From the RCC amplitudes experiments one would conclude that thicker muscles have apparently increased SR Ca2+ load as evidenced by the higher RCC amplitude. However, although SR load may be increased, from the current data we cannot determine whether fractional release may be altered in thick muscles. Note, however, that hypoxia causes calcium handling to become impaired, and as a result, myofilament sensitivity may be affected as a compensatory response. The rapid cooling contractions consist of two determining factors, SR calcium load as well as the myofilament response to calcium. If myofilament calcium sensitivity would be increased as a result of hypoxia, a similar SR load will give higher RCC amplitudes. Thus, although RCCs are generally used as a measure of SR calcium load, myofilament sensitivity may also be a factor in the analysis of such experiments. However, acidosis as a result of hypoxia would generally lead to a loss in myofilament calcium sensitivity, and thus may not explain the observed apparent discrepancy between SR calcium load and contractile force. In addition, myofilament calcium sensitivity is temperature sensitive, and thus it could drastically change between body temperature and when measuring an RCC at 0°C. Despite this unresolved observation, it is nonetheless clear that thick muscles give a different result and therefore is another argument as to why contractile assessment of such thick muscles should lead to ambiguous results.

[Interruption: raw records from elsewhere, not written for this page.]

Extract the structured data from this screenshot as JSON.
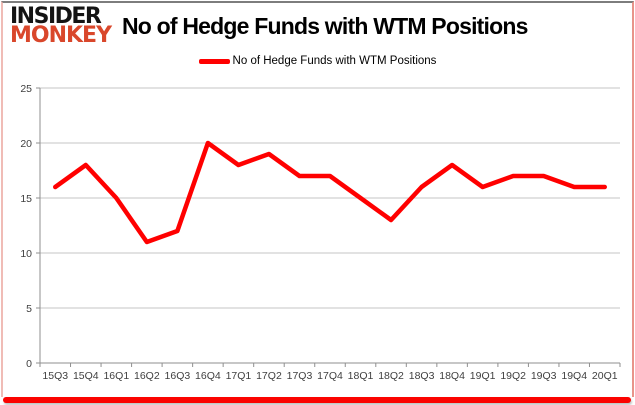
{
  "logo": {
    "line1": "INSIDER",
    "line2": "MONKEY"
  },
  "header": {
    "title": "No of Hedge Funds with WTM Positions"
  },
  "legend": {
    "label": "No of Hedge Funds with WTM Positions"
  },
  "colors": {
    "series": "#ff0000",
    "logo_accent": "#d9472b",
    "gridline": "#c6c6c6",
    "axis": "#8f8f8f",
    "axis_text": "#3f3f3f",
    "bottom_bar": "#fb0300"
  },
  "chart_data": {
    "type": "line",
    "title": "No of Hedge Funds with WTM Positions",
    "categories": [
      "15Q3",
      "15Q4",
      "16Q1",
      "16Q2",
      "16Q3",
      "16Q4",
      "17Q1",
      "17Q2",
      "17Q3",
      "17Q4",
      "18Q1",
      "18Q2",
      "18Q3",
      "18Q4",
      "19Q1",
      "19Q2",
      "19Q3",
      "19Q4",
      "20Q1"
    ],
    "series": [
      {
        "name": "No of Hedge Funds with WTM Positions",
        "values": [
          16,
          18,
          15,
          11,
          12,
          20,
          18,
          19,
          17,
          17,
          15,
          13,
          16,
          18,
          16,
          17,
          17,
          16,
          16
        ]
      }
    ],
    "ylim": [
      0,
      25
    ],
    "yticks": [
      0,
      5,
      10,
      15,
      20,
      25
    ],
    "xlabel": "",
    "ylabel": "",
    "grid": "horizontal",
    "legend_position": "top-center"
  }
}
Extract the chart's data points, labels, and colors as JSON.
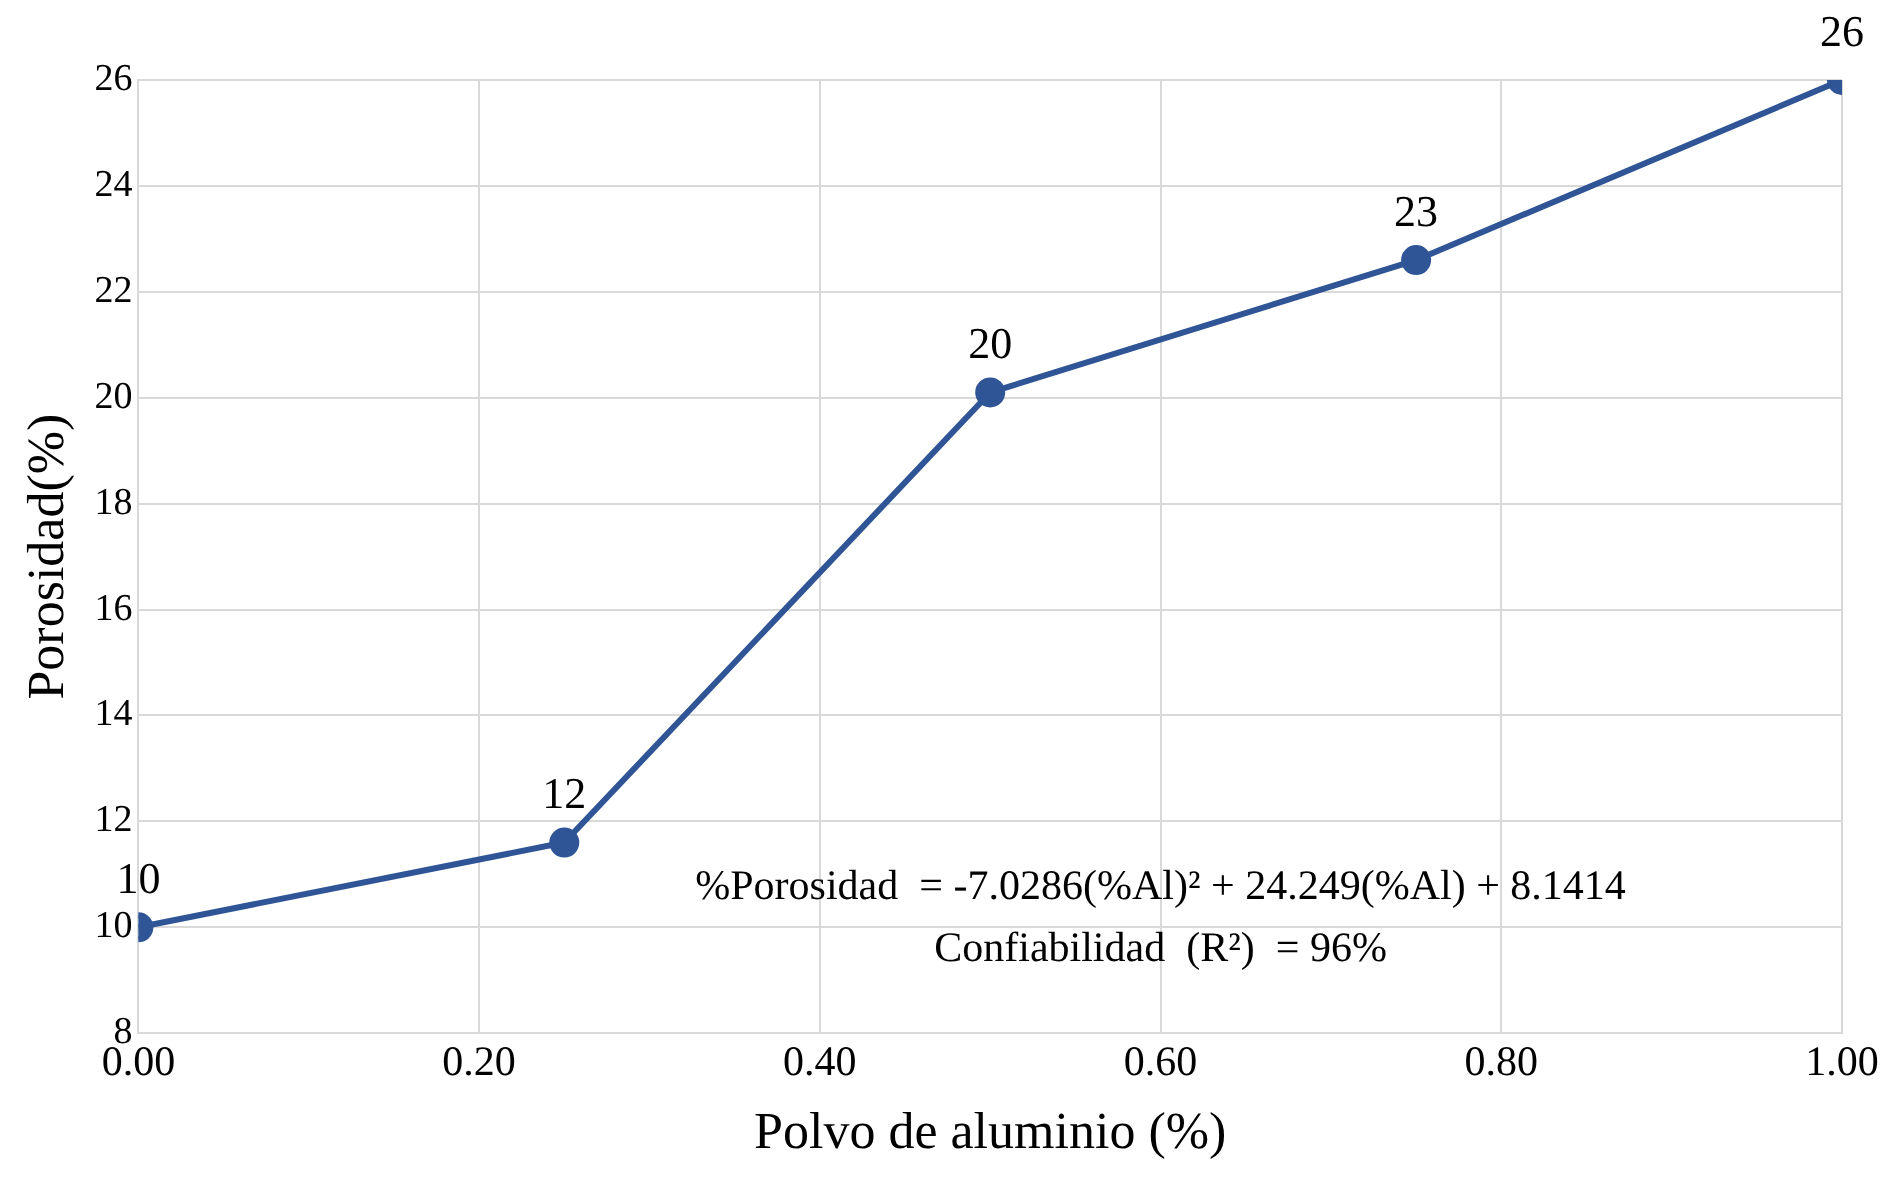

When we further divided the obtained data (in addition to the 15 data sets, not shown), into muscles that had diameters of <100 μm and those with diameters between 100 μm and 150 μm, no difference was seen between these two groups in any of the assessed parameters. Thus we conclude that, under physiological and near physiological temperature and frequencies, the critical diameter for cardiac muscles is 150 μm in order to minimize core hypoxia-related impairment of contractile function. This implies that whenever muscle dimensions exceed this critical diameter, some degree of contractile dysfunction can be expected to occur, especially under the most demanding conditions (high frequencies at body temperature).